If in the past you had to call your not-so-close friends to know they still exist (and let them know you do too), today’s communication tools are updating you with their presence information constantly. Try not to log on to the instant messaging service at work for a few days or refrain from tweeting for a week – people WILL be worried. It seems that offline is not a valid status these days. And it’s only going to get worse.

With WiFi everywhere, with devices that will keep us “always connected”, with life logging services documenting our daily routine, with automatic status updates – it seems that our digital presence will slowly grow to resemble our real (physical) presence, in volume and depth.

Data Flow or Over Flow?

And that is not necessarily a bad thing. The main problem with the increase in volume and depth is, as usual, real-estate. And I’m not talking about the real-estate crisis Obama is trying to solve, but the real-estate available in our clients (and our brains) to deal with such a never-ending flood of information. We haven’t really reached a point where textual data mining is effective, and already we have to mine images, videos, multimedia files, from different sources and in different qualities.

If following “just” Obama is an almost impossible mission, think about following all of your friends, when every one of them is a little Obama. And add to that your co-workers, your colleagues, the interesting people you follow… It’s easy to see how this can quickly turn into an ugly mess, that will make all of us drop everything altogether and return to the basics. Which, in a sense, is already happening, in a small scale, with people exposed to Facebook or Twitter for the first time, without really understanding the medium and the way to deal with it.

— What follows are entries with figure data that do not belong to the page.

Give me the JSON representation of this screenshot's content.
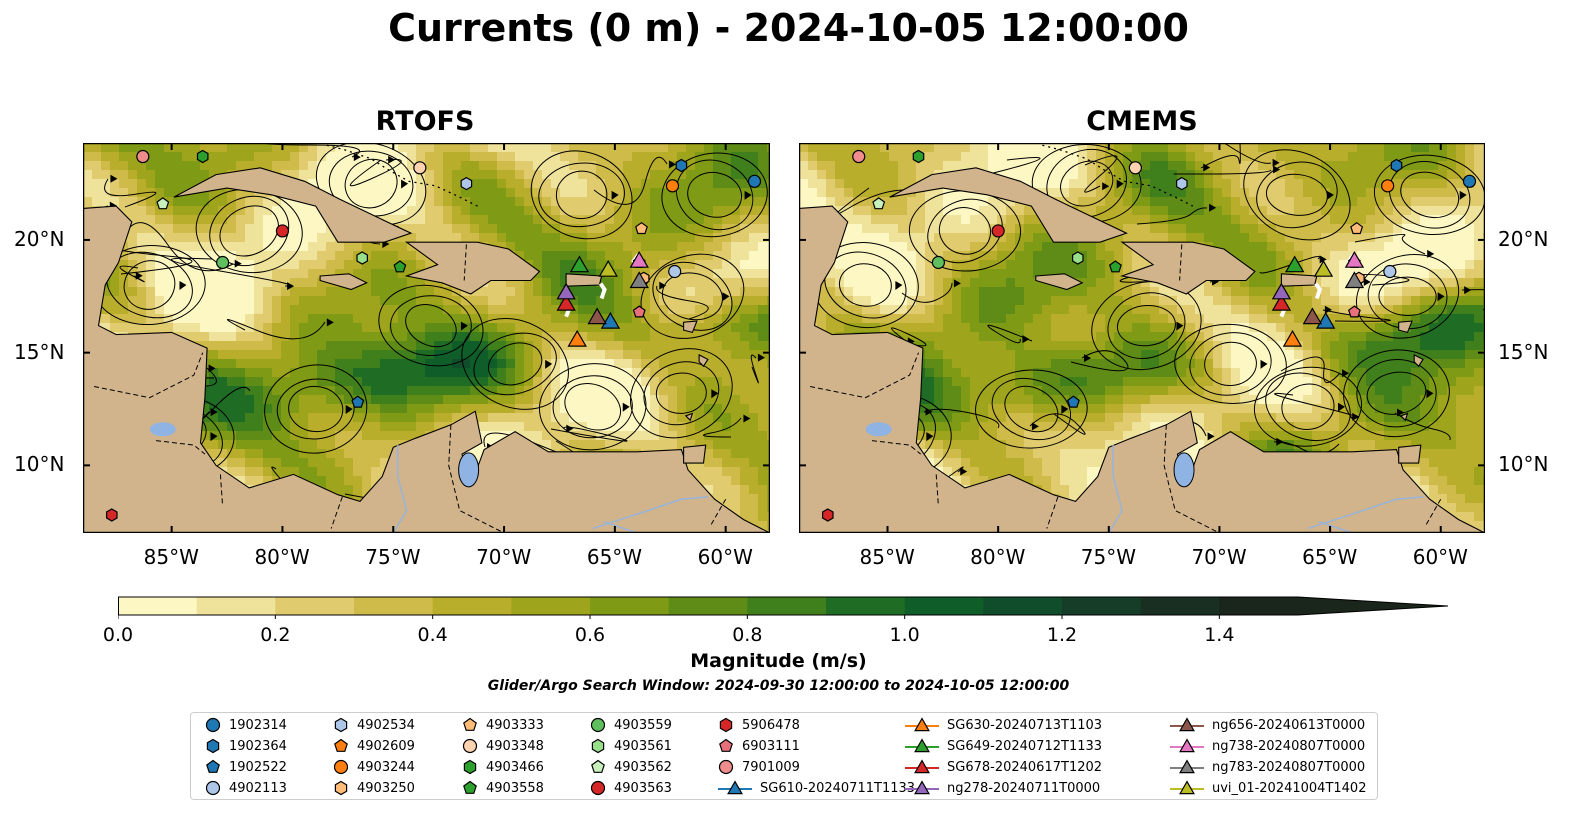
{
  "title": "Currents (0 m) - 2024-10-05 12:00:00",
  "panels": [
    {
      "title": "RTOFS"
    },
    {
      "title": "CMEMS"
    }
  ],
  "axes": {
    "lon_labels": [
      "85°W",
      "80°W",
      "75°W",
      "70°W",
      "65°W",
      "60°W"
    ],
    "lon_values": [
      -85,
      -80,
      -75,
      -70,
      -65,
      -60
    ],
    "lat_labels": [
      "20°N",
      "15°N",
      "10°N"
    ],
    "lat_values": [
      20,
      15,
      10
    ],
    "lon_range": [
      -89,
      -58
    ],
    "lat_range": [
      7,
      24.3
    ]
  },
  "colorbar": {
    "label": "Magnitude (m/s)",
    "tick_labels": [
      "0.0",
      "0.2",
      "0.4",
      "0.6",
      "0.8",
      "1.0",
      "1.2",
      "1.4"
    ],
    "tick_values": [
      0.0,
      0.2,
      0.4,
      0.6,
      0.8,
      1.0,
      1.2,
      1.4
    ],
    "range": [
      0.0,
      1.5
    ],
    "extend": "max",
    "colors": [
      "#fdf7c4",
      "#efe29a",
      "#e0cc6e",
      "#cfbb4a",
      "#b9ad2c",
      "#9ea41c",
      "#7f9a14",
      "#5f8c16",
      "#3f7f1c",
      "#1f6d24",
      "#0f5e2a",
      "#104d2a",
      "#153d27",
      "#182f21",
      "#1a251b"
    ]
  },
  "search_window": "Glider/Argo Search Window: 2024-09-30 12:00:00 to 2024-10-05 12:00:00",
  "land_color": "#d2b48c",
  "lake_color": "#8fb3e3",
  "legend": {
    "items": [
      {
        "label": "1902314",
        "marker": "circle",
        "color": "#1f77b4"
      },
      {
        "label": "1902364",
        "marker": "hexagon",
        "color": "#1f77b4"
      },
      {
        "label": "1902522",
        "marker": "pentagon",
        "color": "#1f77b4"
      },
      {
        "label": "4902113",
        "marker": "circle",
        "color": "#aec7e8"
      },
      {
        "label": "4902534",
        "marker": "hexagon",
        "color": "#aec7e8"
      },
      {
        "label": "4902609",
        "marker": "pentagon",
        "color": "#ff7f0e"
      },
      {
        "label": "4903244",
        "marker": "circle",
        "color": "#ff7f0e"
      },
      {
        "label": "4903250",
        "marker": "hexagon",
        "color": "#ffbb78"
      },
      {
        "label": "4903333",
        "marker": "pentagon",
        "color": "#ffbb78"
      },
      {
        "label": "4903348",
        "marker": "circle",
        "color": "#ffd2b0"
      },
      {
        "label": "4903466",
        "marker": "hexagon",
        "color": "#2ca02c"
      },
      {
        "label": "4903558",
        "marker": "pentagon",
        "color": "#2ca02c"
      },
      {
        "label": "4903559",
        "marker": "circle",
        "color": "#5fbf5f"
      },
      {
        "label": "4903561",
        "marker": "hexagon",
        "color": "#98df8a"
      },
      {
        "label": "4903562",
        "marker": "pentagon",
        "color": "#c8f0bc"
      },
      {
        "label": "4903563",
        "marker": "circle",
        "color": "#d62728"
      },
      {
        "label": "5906478",
        "marker": "hexagon",
        "color": "#d62728"
      },
      {
        "label": "6903111",
        "marker": "pentagon",
        "color": "#e8707a"
      },
      {
        "label": "7901009",
        "marker": "circle",
        "color": "#f08c8c"
      },
      {
        "label": "SG610-20240711T1133",
        "marker": "triangle-line",
        "color": "#1f77b4"
      },
      {
        "label": "SG630-20240713T1103",
        "marker": "triangle-line",
        "color": "#ff7f0e"
      },
      {
        "label": "SG649-20240712T1133",
        "marker": "triangle-line",
        "color": "#2ca02c"
      },
      {
        "label": "SG678-20240617T1202",
        "marker": "triangle-line",
        "color": "#d62728"
      },
      {
        "label": "ng278-20240711T0000",
        "marker": "triangle-line",
        "color": "#9467bd"
      },
      {
        "label": "ng656-20240613T0000",
        "marker": "triangle-line",
        "color": "#8c564b"
      },
      {
        "label": "ng738-20240807T0000",
        "marker": "triangle-line",
        "color": "#e377c2"
      },
      {
        "label": "ng783-20240807T0000",
        "marker": "triangle-line",
        "color": "#7f7f7f"
      },
      {
        "label": "uvi_01-20241004T1402",
        "marker": "triangle-line",
        "color": "#bcbd22"
      }
    ]
  },
  "argo_positions": [
    {
      "id": "1902314",
      "lon": -58.7,
      "lat": 22.6
    },
    {
      "id": "1902364",
      "lon": -62.0,
      "lat": 23.3
    },
    {
      "id": "1902522",
      "lon": -76.6,
      "lat": 12.8
    },
    {
      "id": "4902113",
      "lon": -62.3,
      "lat": 18.6
    },
    {
      "id": "4902534",
      "lon": -71.7,
      "lat": 22.5
    },
    {
      "id": "4902609",
      "lon": -63.9,
      "lat": 19.0
    },
    {
      "id": "4903244",
      "lon": -62.4,
      "lat": 22.4
    },
    {
      "id": "4903250",
      "lon": -63.7,
      "lat": 18.3
    },
    {
      "id": "4903333",
      "lon": -63.8,
      "lat": 20.5
    },
    {
      "id": "4903348",
      "lon": -73.8,
      "lat": 23.2
    },
    {
      "id": "4903466",
      "lon": -83.6,
      "lat": 23.7
    },
    {
      "id": "4903558",
      "lon": -74.7,
      "lat": 18.8
    },
    {
      "id": "4903559",
      "lon": -82.7,
      "lat": 19.0
    },
    {
      "id": "4903561",
      "lon": -76.4,
      "lat": 19.2
    },
    {
      "id": "4903562",
      "lon": -85.4,
      "lat": 21.6
    },
    {
      "id": "4903563",
      "lon": -80.0,
      "lat": 20.4
    },
    {
      "id": "5906478",
      "lon": -87.7,
      "lat": 7.8
    },
    {
      "id": "6903111",
      "lon": -63.9,
      "lat": 16.8
    },
    {
      "id": "7901009",
      "lon": -86.3,
      "lat": 23.7
    }
  ],
  "glider_positions": [
    {
      "id": "SG610-20240711T1133",
      "lon": -65.2,
      "lat": 16.4
    },
    {
      "id": "SG630-20240713T1103",
      "lon": -66.7,
      "lat": 15.6
    },
    {
      "id": "SG649-20240712T1133",
      "lon": -66.6,
      "lat": 18.9
    },
    {
      "id": "SG678-20240617T1202",
      "lon": -67.2,
      "lat": 17.2
    },
    {
      "id": "ng278-20240711T0000",
      "lon": -67.2,
      "lat": 17.7
    },
    {
      "id": "ng656-20240613T0000",
      "lon": -65.8,
      "lat": 16.6
    },
    {
      "id": "ng738-20240807T0000",
      "lon": -63.9,
      "lat": 19.1
    },
    {
      "id": "ng783-20240807T0000",
      "lon": -63.9,
      "lat": 18.2
    },
    {
      "id": "uvi_01-20241004T1402",
      "lon": -65.3,
      "lat": 18.7
    }
  ]
}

Just as Google, with its revolutionary (back then, and still today) search engine turned the World Wide Web into a global village and the biggest source of information on the planet, as it effectively (up to a certain extent) matched queries with data (assuming, of course, you know how to use it), the “status-phere” could become an incredible wealth of data, if we can only find the ways to sort it out.

Match text, image and video; choose between an array of videos taken at the same event; find data that is relevant to my geographical location; automatically filter important and relevant information (based, of course, on my own personal preferences) – all this, and more, are ideas that are already researched, implemented (to some extent) and will be the basis for the success of this user generated, data overflow revolution, and the key for its mass adoption.

Powerful, wonderful data flow or painful, dreadful data over flow? There’s a thin line that passes between them. And only time will tell where we will find ourselves by the time Barack Obama is no longer the elect US president (hopefully some 7 years from now).